Un nouveau paradigme, de nouveaux défis pour les entreprises
Le nouveau paradigme est caractérisé par un double phénomène : une crise de confiance généralisée et un accroissement du poids des réseaux sociaux dans l’exercice de la démocratie.
Des études récentes (baromètre de la confiance – Vague 9 – Science Po) montrent que l’opinion publique a de moins en moins confiance dans les entreprises et les institutions et ce notamment à cause des nombreux scandales économiques et politiques. Ce phénomène instaure peu à peu une dictature de la transparence.

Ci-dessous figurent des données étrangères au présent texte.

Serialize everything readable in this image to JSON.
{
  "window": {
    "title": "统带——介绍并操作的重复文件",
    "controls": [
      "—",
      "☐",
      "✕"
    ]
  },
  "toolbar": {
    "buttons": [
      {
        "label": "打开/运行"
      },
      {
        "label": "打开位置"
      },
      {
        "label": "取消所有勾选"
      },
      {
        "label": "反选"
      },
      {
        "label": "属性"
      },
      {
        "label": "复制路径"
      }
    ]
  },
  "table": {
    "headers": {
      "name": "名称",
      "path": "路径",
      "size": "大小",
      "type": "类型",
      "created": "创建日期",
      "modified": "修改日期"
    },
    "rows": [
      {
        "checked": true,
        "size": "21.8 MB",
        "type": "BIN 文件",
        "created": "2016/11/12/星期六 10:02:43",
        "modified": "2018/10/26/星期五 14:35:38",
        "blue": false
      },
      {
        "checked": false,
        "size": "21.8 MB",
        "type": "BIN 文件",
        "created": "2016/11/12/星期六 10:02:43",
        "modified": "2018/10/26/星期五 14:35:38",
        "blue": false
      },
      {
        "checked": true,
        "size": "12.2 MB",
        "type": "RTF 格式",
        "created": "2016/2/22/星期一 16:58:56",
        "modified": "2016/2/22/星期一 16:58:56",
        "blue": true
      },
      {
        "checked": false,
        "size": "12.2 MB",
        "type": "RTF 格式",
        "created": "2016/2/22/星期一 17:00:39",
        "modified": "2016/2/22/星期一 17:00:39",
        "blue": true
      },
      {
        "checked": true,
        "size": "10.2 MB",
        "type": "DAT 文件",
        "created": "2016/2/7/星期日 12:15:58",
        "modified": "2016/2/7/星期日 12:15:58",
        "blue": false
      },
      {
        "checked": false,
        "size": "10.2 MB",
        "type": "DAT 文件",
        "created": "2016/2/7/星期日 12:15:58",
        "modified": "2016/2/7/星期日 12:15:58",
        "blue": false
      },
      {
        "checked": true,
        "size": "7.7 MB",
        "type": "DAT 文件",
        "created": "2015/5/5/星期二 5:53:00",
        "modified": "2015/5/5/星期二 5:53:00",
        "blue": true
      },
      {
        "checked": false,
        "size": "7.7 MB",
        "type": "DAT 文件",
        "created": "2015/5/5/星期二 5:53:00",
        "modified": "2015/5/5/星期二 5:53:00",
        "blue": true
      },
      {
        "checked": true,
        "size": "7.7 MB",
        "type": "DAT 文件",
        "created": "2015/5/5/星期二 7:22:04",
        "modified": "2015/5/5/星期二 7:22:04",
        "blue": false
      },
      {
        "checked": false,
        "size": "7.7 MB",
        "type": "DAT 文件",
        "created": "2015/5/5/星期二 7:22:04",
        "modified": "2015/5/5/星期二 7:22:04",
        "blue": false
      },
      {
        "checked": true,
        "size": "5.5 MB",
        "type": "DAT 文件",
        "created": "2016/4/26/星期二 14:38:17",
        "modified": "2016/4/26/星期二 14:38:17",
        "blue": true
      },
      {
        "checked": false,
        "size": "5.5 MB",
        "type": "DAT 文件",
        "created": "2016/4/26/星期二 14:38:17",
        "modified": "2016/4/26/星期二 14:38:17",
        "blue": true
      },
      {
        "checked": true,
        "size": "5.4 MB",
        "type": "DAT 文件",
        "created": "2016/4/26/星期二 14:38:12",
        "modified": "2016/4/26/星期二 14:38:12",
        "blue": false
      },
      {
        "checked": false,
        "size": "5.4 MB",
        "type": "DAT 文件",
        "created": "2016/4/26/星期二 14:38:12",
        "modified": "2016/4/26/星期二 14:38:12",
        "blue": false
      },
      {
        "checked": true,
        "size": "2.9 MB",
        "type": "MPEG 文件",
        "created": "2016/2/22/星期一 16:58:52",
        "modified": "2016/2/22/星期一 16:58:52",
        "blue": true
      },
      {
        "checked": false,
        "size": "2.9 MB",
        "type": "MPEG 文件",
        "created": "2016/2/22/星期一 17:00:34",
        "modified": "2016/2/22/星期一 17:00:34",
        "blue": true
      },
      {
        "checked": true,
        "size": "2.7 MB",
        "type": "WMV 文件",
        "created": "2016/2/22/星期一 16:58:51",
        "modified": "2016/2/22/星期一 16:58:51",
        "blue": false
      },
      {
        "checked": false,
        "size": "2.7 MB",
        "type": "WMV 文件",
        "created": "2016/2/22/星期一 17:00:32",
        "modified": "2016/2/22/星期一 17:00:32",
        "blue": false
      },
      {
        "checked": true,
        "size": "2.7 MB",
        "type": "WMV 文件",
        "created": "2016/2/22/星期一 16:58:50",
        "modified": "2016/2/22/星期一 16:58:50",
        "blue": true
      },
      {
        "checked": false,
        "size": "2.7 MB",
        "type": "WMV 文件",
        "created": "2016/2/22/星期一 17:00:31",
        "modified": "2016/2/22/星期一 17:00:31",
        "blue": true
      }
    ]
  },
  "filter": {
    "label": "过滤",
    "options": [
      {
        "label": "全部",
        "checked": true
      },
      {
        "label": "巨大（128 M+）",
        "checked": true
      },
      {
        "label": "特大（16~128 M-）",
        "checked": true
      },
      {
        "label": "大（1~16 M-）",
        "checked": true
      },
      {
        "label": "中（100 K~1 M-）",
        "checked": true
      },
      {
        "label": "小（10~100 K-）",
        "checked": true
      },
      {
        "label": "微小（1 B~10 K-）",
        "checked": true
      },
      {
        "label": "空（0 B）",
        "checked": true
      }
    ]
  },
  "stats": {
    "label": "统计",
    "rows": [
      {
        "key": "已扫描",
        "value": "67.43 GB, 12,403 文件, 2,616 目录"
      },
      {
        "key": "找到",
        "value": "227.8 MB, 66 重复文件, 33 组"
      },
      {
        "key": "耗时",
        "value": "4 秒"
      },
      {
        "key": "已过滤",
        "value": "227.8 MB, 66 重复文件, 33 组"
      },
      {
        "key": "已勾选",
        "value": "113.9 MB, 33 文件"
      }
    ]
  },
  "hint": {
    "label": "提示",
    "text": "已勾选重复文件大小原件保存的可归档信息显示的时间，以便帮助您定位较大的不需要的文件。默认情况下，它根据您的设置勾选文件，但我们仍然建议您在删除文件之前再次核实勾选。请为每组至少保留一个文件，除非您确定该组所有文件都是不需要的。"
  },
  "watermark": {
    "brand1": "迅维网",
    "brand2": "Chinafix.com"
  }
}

Les entreprises ne peuvent plus agir cachées du regard des consommateurs et doivent répondre de leurs actions devant le tribunal de l’opinion, dont les débats prennent de plus en plus racine sur les réseaux sociaux.
Dans son livre La démocratie Internet, Dominique Cardon explique qu’Internet et les réseaux sociaux permettent l’élargissement de l’espace public dans le sens où, les réseaux sociaux deviennent le lieu d’expression des paroles « profanes ». Ainsi, les médias sociaux accroissent la pression sur les entreprises : demande accrue de transparence, journalisme citoyen, globalisation de la communication, complexité du digital ou encore instantanéité des publications… Autant de difficultés qui peuvent être compliquées à gérer pour les entreprises.
Ce nouveau paradigme ne laisse d’autre choix aux entreprises que d’adapter leurs stratégies de communication. Les consommateurs ne sont plus les simples réceptacles de l’information produite par les entreprises. Bien au contraire, ils vont s’organiser pour mettre en place des actions ce qui peut avoir un impact réel sur la réputation d’une entreprise et de ses activités.
À retenir
Internet et les réseaux sociaux constituent un élargissement de l’espace public. Cependant, ils sont aussi le terreau fertile de fake news et de rumeurs.
Lors d’un bad buzz, le rétropédalage et le mea culpa peuvent être une bonne stratégie pour désamorcer une situation crisogène.
Le nouveau paradigme est marqué par : une crise de confiance généralisée et un accroissement du poids des réseaux sociaux dans l’exercice de la démocratie.
Les entreprises sont aujourd’hui soumises à la dictature de la transparence.
Les consommateurs sont désormais devenus des consomm’acteurs.